Yes, that’s right! Our Datacentre is built from Open-Source technologies. Yes we run Microsoft, everyone needs Microsoft for somethings but the meat and bones of our Datacentre is built completely with free software.
Read on to see how we did it!
A Datacentre is comprised of many technologies, compute, storage, networking, security, monitoring and the lsit goes on; so here we go, how did we do it?
OpenStack is a cloud based platform that unifies, controls and coordinates the various processes and task used to administrate and manage a datacenter. The OpenStack project was initially starte by Rackspace to meet their requiresments and has been further developed by many large organisations and the open community.
OpenStack is built on a modular design allowing the mix and matching of computer, storage and network technologies with a open API in to it platform.
OpenStack is really an article or many articles in its own right so we won’t dive to far in to it here. OpenStack is very much the Operating System of our Datacentre, normaly a Operating System is limited by one physical computer but when everything needs interconnecting in a Datacenter, this Operating System spans multiple serves and networking devices.
What is Compute; it would be rather expensive for our customer and us ro provide one physical server to each customer! Compute allows Virtulization Technologies to be used; this enables a single servers processor and memory to be shared by multiple customers. Customers will be assigned what is known as Virtual Machines, a allocation of resources that is isolated and independant from other customers Virtual Machines. Within these Virtual Machines, or VMs for short, customers can install their own operating systems, applications and data.
Each Virtual Machine is seen as a file by our Compute nodes; and these files need to be stored somewhere. If these were to be stored locally on our Compute node and a Compute node were to fail, then the customers VMs will become inaccessible, this leads us to Shared Storage. Shared Storage ensures customers VMs remain accessible at all times.
The tool on our compute node that manages the allocation of CPU and Memory is known as a Hypervisor. There are many Hypervisors out there, each with their advantages and disadvantages.
For Microsoft VMs, we have choosen Microsoft Datacentre Hyper-V, for Linux based VMs they will be running of ReadHats KVM Hypervisor.
This is one of the most important decissions we had to make; storage would have easily become the prmary bottle neck in our Datacentre.

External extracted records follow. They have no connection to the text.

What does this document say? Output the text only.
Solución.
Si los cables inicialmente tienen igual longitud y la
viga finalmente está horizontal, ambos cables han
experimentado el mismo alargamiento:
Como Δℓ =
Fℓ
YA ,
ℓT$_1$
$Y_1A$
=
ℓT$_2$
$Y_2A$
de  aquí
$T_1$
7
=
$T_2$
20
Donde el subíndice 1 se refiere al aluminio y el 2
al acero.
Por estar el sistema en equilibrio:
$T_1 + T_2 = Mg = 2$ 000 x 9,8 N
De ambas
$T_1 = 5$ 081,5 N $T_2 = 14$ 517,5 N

When choosing our storage we had the below requirements
- Shared Storage Model
- It needed to be Highly Available
- Replication of Data was needed to send backups over to our secondary Datacentre
- We needed a hybrid model to use a combination of SSD’s and Larger Copacity mechnical storage
- Software Raid
With the above requirements in mind, our journey started researching varous open-source technologies. We eventually discovered Gluster, a Storage Clustering solution. Gluster enabled us to use Highy Availability mechnasiums and replicate storage accross an entire cluster of servers. So, now we have our data spread accross our servers, we now needed technologies to get the best performance our of our servers.
Sourcing a solution for Raid, we discovered the fantastic technology called ZFS. This technology is a file system than allows Data to be replicated accross hard disks in a single server. This ensures a server remains online during a hard disk faliure, again increating uptime. On learning more about ZFS and testing in our lab, we started working with Tiered Storage functions of ZFS. This enabled us to use a combination of storage levels; Tier 1: Ram, Tier 2: SSD and Tier 3: Mechanical Storage.
Using a Tiered Storage model allows binarary that is accessed more regularly to be cached in faster, more responsive storage and binaray that is not accessed as often to reside in slower, mechnical storage with greater copacity. When working with storage systems, data is looked as as simply binrary and not as files. Ok, now your thinking we need a lot of SSDs? Not quiet!
ZFS and its fantastic suiet of technologies has another element to it, Deduplication! and remember, ZFS only sees 1’s and 0’s; its not intrested in files at this level. Using our storage cluster for storing Virtual Machines, there will be many duplicates of software such as parts of the operating system, staff downloading or uploading the same files to different locations are just some examples of where duplicate binrary residing on our storage system. ZFS to the rescude ensures there is only one instance of binrary stored and areas of re-occurance has a simple refernce put in its place refering back to a chunk of binrary.
So for example; our Datacentre may have 100 installations of Windows Server accross 100 Virtual Machines, can you imaging having 100 instances of Windows Server stored in our Storage Cluster? There will be binrary for the Kernal, Start Menu, Notepad and just about the entire Operating System. ZFS will store one lot of Windows Server on each server accross our Storage Cluster, saving us almost 90% storage utilization. This is a money saver, it means we can use a smaller Tier 1 and 2 Cache and utilizes our larger copacity Tier 3 storage more effectivley.
This allows us to maximize our storage dentisty and provide fantastic performance; but lets stop there, its not all good!
Deduplication consumes many resources and is very processor intensive. This adds additional overhead, because of this our Storage Servers needed very powerful processors and a lot of RAM. We had to determin how much overhead this would have and add that onto our running spec used to serve our customers.